World powers seen toughening Darfur stance
Jun 4, 2007 (LONDON) — Sudan’s president must accept plans for a United Nations-African Union peacekeeping force immediately or world powers will unite to impose “much tougher sanctions”, a Foreign Office minister said on Monday.
Foreign Office minister David Triesman also said he thought China, a major investor in Sudan which has been reluctant to back sanctions in the past, would be unlikely to block any new measures.
Fighting by government-linked militias and rebel groups in the western region of Darfur is estimated to have killed 200,000 people and forced 2 million more to flee their homes.
A dispute over who is to command a proposed 23,000-strong UN-AU force is holding up deployment, according to U.N. officials, but the plans should be before Sudanese President Omar al-Bashir soon.
“When he gets hold of the UN/AU package document, which I’m told will be just in a few days’ time, he has the opportunity to accept it and act on it immediately,” Triesman told reporters.
“If President Bashir’s faction of government is unable to accept the UN/AU package … then I think it’s inevitable that the international community will consider a new resolution with very, very much tougher sanctions,” he said. “I don’t think we can rule anything out.
Bashir has agreed in principle to a three-phase U.N. plan to strengthen an existing African peacekeeping force in Sudan but has delayed acceptance of the plans for five months.
Wrangling between the United Nations and the African Union over details has given him further space to sit back.
The United States imposed unilateral sanctions on Sudan last week and sought support for an international arms embargo. But China said new sanctions would hurt efforts to implement a U.N. peace plan for the western Sudanese region.
However Triesman said he did not think Beijing, which has veto power on the U.N. Security Council, would kill any new sanctions resolution.

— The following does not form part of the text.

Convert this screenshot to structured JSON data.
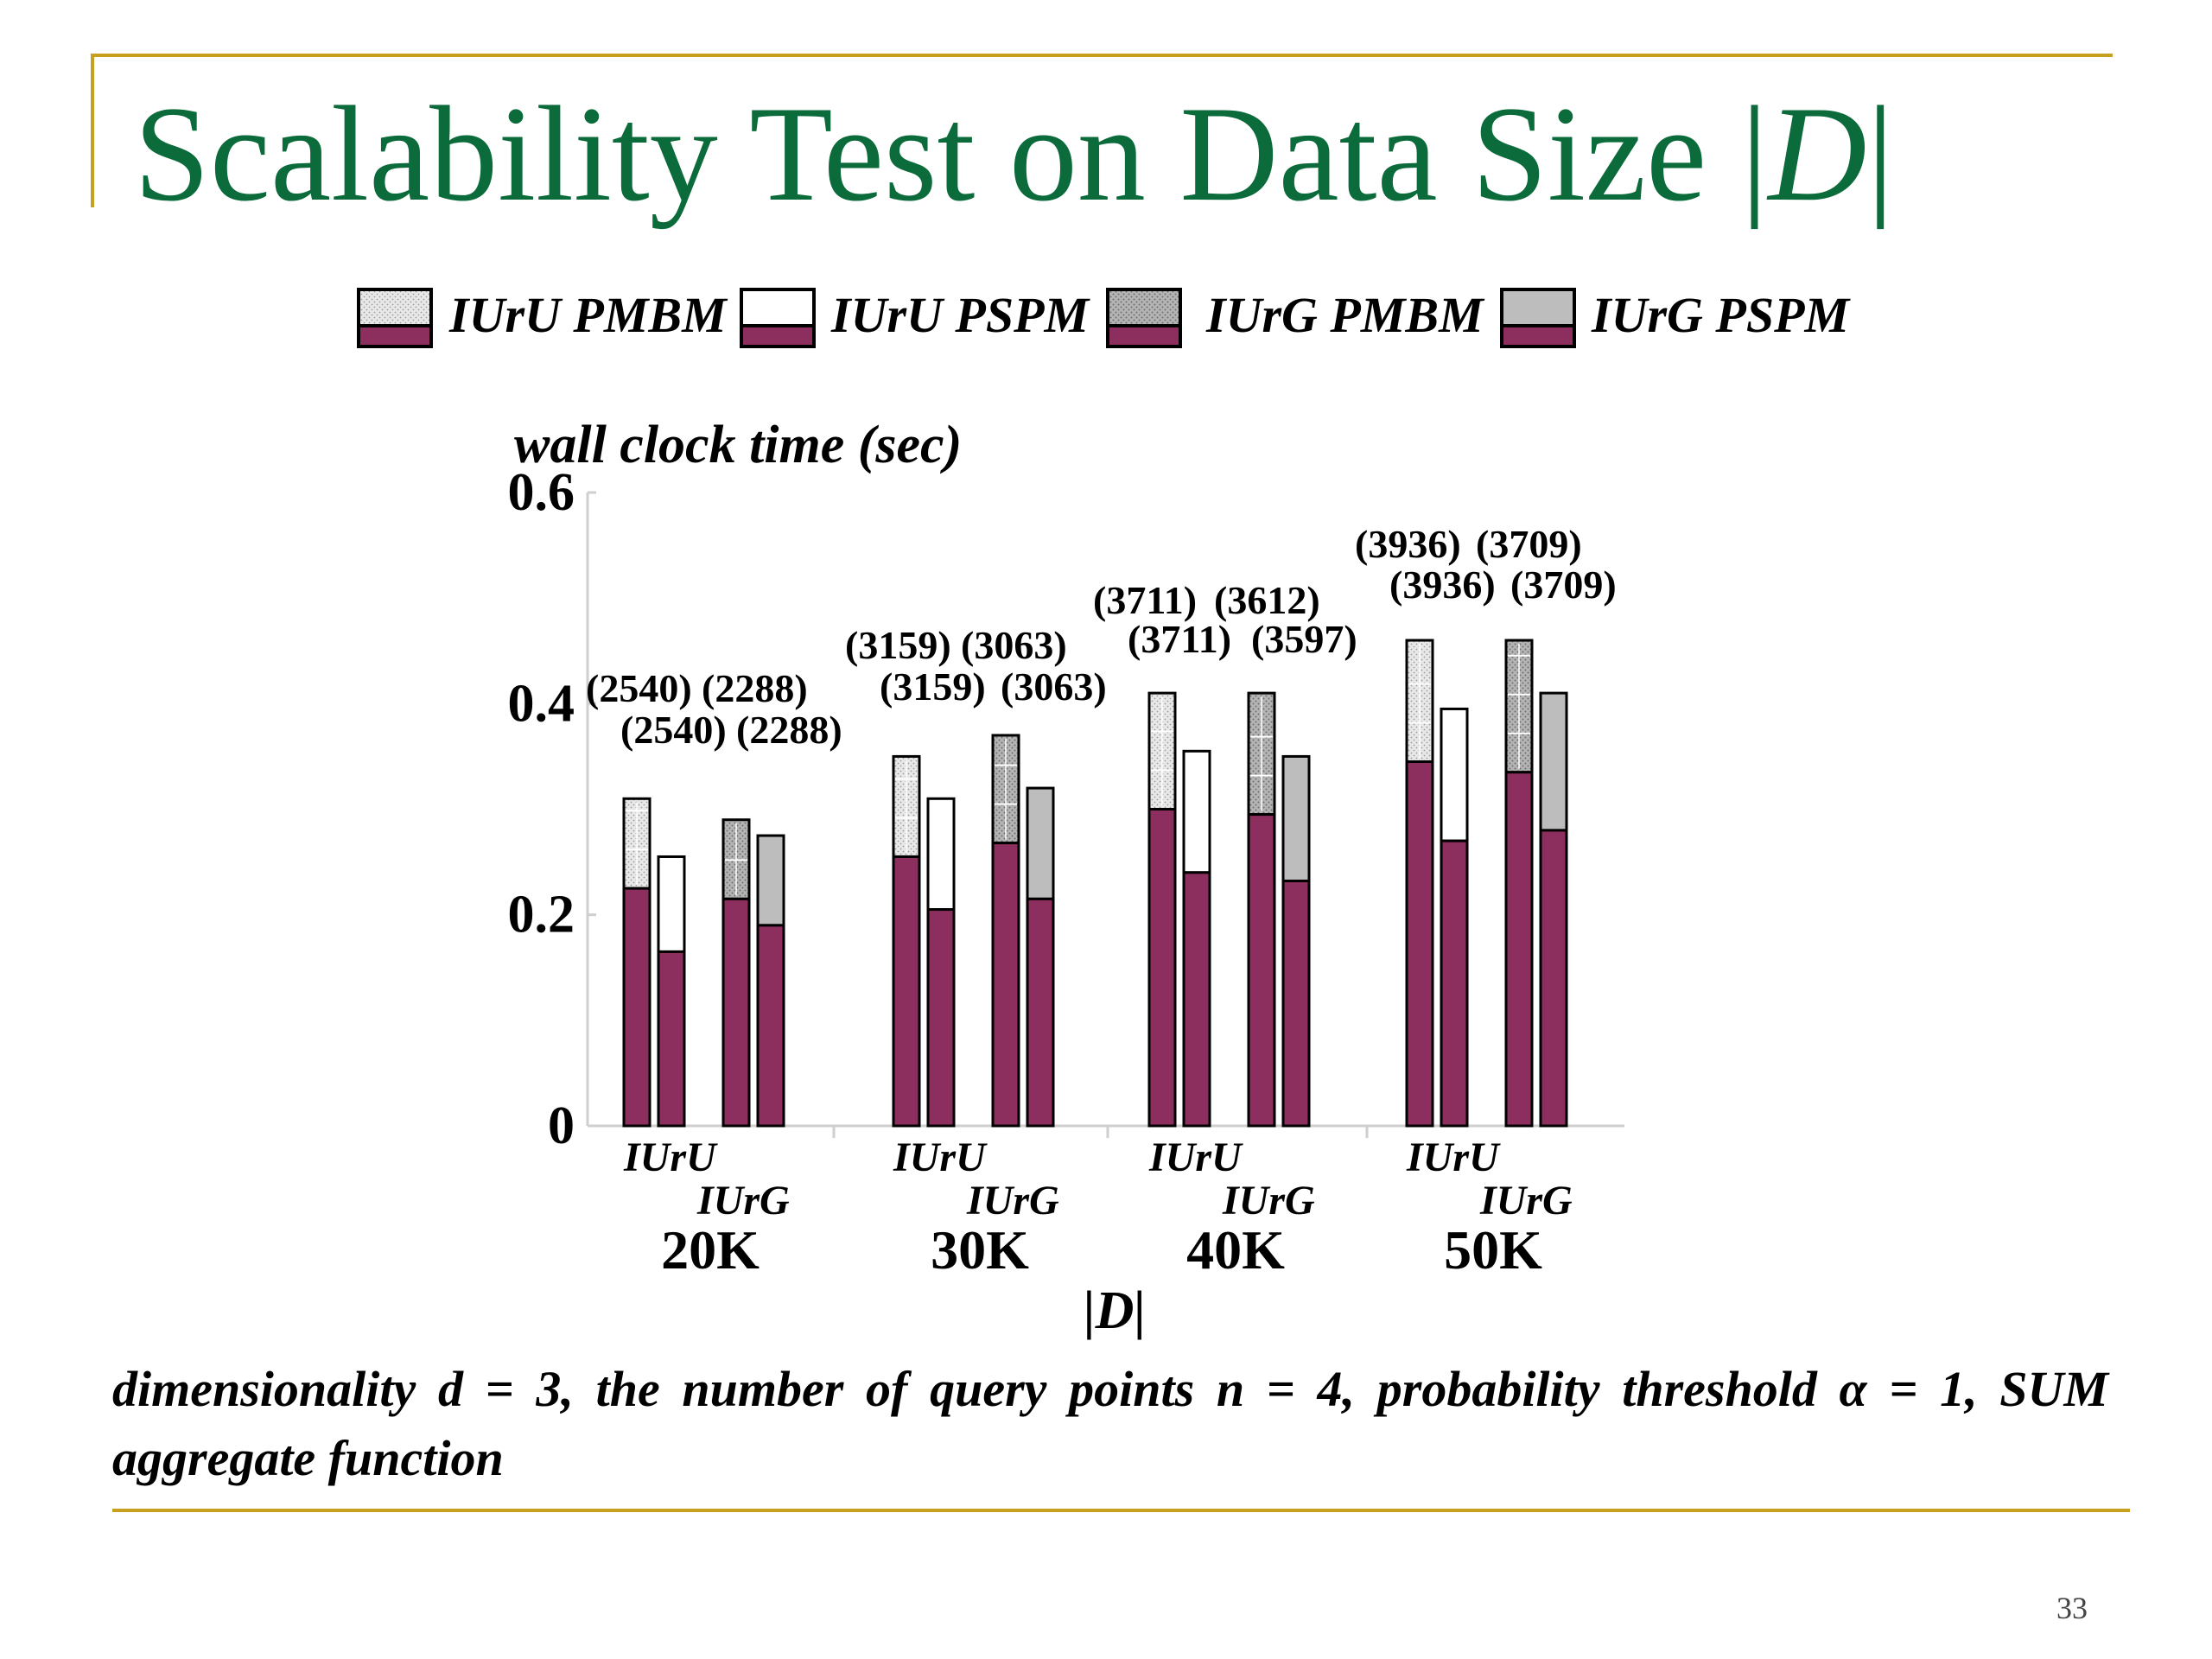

“Although you never see Chinese diplomacy in a public sense … I think that they are working quite hard at it and I do not think we should assume that they will try to block (any resolution),” Triesman said, adding that “at worst” he thought China might abstain from voting.
A new U.N. resolution would extend current EU sanctions “across the international field”, Triesman said, and would include an “out and out arms ban anywhere in Sudan”.
He declined to say how a mooted no-fly zone might work but said: “Sometimes it’s easier to stop things taking off than track them as they fly … it is deeply disturbing that offensive flying continues.”